Özenle ve güzelce hazırlanmış kahvaltılarım yoktu artık. Sahi sağlıklılık etkisine son derece inandığım bir Canan Karatay görüşüyken hayat, nasıl bu kadar kanımı donduran bir acı bahşedebiliyorsunuz bedenime?
Sonsuzluk gibi bir yalnızlığın ve hiçliğin ve acının içindeyim.Mevsimsiz bir ekimin yeşermeyen filiziyim.Zerrin Zeren çınlıyor kulaklarımda "Sensiz bahçemde çiçekler soldu/Gözyaşımla gönlüm gamla doldu." Mahkum ettiğiniz bu karanlık bahçenin her zerresine ayak basıyor, toprağındaki her kum tanesine dokunuyor ama yine de tutunacak bir dal koklayacak bir çiçek bulamıyorum.Bu yokluk, tarif edemediğim acının anlatabildiğim tek harfidir.

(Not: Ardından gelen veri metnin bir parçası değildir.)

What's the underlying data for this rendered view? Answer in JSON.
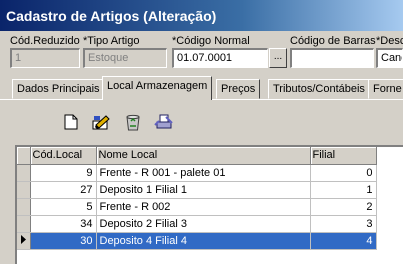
{
  "window": {
    "title": "Cadastro de Artigos (Alteração)"
  },
  "fields": {
    "cod_reduzido": {
      "label": "Cód.Reduzido",
      "value": "1"
    },
    "tipo_artigo": {
      "label": "*Tipo Artigo",
      "value": "Estoque"
    },
    "codigo_normal": {
      "label": "*Código Normal",
      "value": "01.07.0001"
    },
    "codigo_barras": {
      "label": "Código de Barras",
      "value": ""
    },
    "descricao": {
      "label": "*Desc",
      "value": "Cane"
    },
    "lookup_label": "..."
  },
  "tabs": [
    "Dados Principais",
    "Local Armazenagem",
    "Preços",
    "Tributos/Contábeis",
    "Forne"
  ],
  "active_tab": "Local Armazenagem",
  "toolbar": {
    "icons": [
      "new-document-icon",
      "edit-icon",
      "recycle-bin-icon",
      "print-icon"
    ]
  },
  "grid": {
    "columns": [
      "Cód.Local",
      "Nome Local",
      "Filial"
    ],
    "rows": [
      {
        "cod": "9",
        "nome": "Frente - R 001 - palete 01",
        "filial": "0"
      },
      {
        "cod": "27",
        "nome": "Deposito 1 Filial 1",
        "filial": "1"
      },
      {
        "cod": "5",
        "nome": "Frente - R 002",
        "filial": "2"
      },
      {
        "cod": "34",
        "nome": "Deposito 2 Filial 3",
        "filial": "3"
      },
      {
        "cod": "30",
        "nome": "Deposito 4 Filial 4",
        "filial": "4"
      }
    ],
    "selected_row": 4,
    "selection_color": "#316ac5"
  }
}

Peki hem kalbimin tam ortasında özgürlüğünüzü ilan etmişken, sizinleyken ve hep sizinle olacakken,hem nasıl bu kadar bensiz ve hep bensiz olacaksınız? Size ait olan her şeyi bedenimde ve ruhumda ihtiva ederken hem de.
Söyleyin efendim. Baharlar vadedilecek mi benim bu bi çareliğime? Çiçekler açacak mı?